At the moment, our approach is really to limit new clients onto the platform... We're cherry picking our favourite advisers. Peter Ridlington

“There's situations where there could be 12 months with 20 people in a room, arguing over what the thing needs to do.

“If we sense from a firm that they know what they need, and they're willing to make decisions and move quickly, that's the dimension we make decisions against.”

The tool

The tool performs a comprehensive fact find, after which it determines financial risks, creates a range of priorities and a personalised report before giving users the chance to chat to a professional 

The financial health check is a tool that advisers can launch through Ningi and allows advisers to start engaging with any consumer, whether that is someone who is wondering whether they should pay down debt or invest £100 spare cash.

“At the moment, it's acting as effectively a triage where if the clients that go through or the prospects have sufficiently complicated and valuable problems, it will triage them into a conversation with advisers. Where it doesn't, it signposts them towards the free solutions that are out there and relevant guidance. 
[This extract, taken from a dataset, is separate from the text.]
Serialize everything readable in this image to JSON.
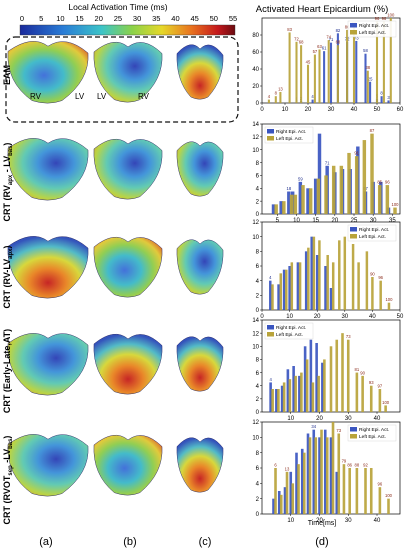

“It's our foot in the door to that holistic financial planning tool powered by advisers and over the next six to 12 months, we'll be adding more features in there that basically solve problems for people.”

He explained that the tool is the “backbone of financial advice” where people walk through simple questions and it helps them decide should they be paying down debt, taking out protection, investing or picking up with an adviser to focus on retirement plans.

“It's that type of priority setting,” he said. 

The money

Ridlington said the firm is “aggressively cost effective” from everything about Ningi and the technology to where it capitalised as a business. 

“It’s about really being dramatically cheaper than a comparable position,” he said. “Our entire platform is kind of all you can eat effectively so you pay per client, rather than per service delivered. 

“Advisers effectively can deliver the financial health check and only pay once they take on a new client so the vast majority of people going through this aren't going to be a cost to the adviser and it's only when they take up investment advice or whatever it might be.”

Once an adviser does take on the client, Ningi charges £1 per client, per month.

Ridlington said from a tech perspective and from a funding and capitalisation perspective, the firm is already set up to be on that “high growth, startup journey”.

“At the moment, our approach is really to limit new clients onto the platform,” he said. “We're cherry picking our favourite advisers. 

“It sounds really mean but we're launching with early adopters and once or twice a month, we're bringing in a new firm.” 

He explained that a lot of those firms, such as New World, are launching new propositions and helping to shape the products.

“Next year, you'll see a lot of new launches from us around an investment solution or advances on the health check,  automated mortgages, that align with those firms. 

“Meanwhile, we're building the holistic wrapper around that and eventually, we will launch software as a service hands off style where you go to our website, put in your credit card and buy the software which will be maybe next year. 

“That's the ultimate plan but right now we're focused on real deep strategic partnership with firms where we embed ourselves effectively as the tech team and work on shaping their proposition, even helping them with marketing.”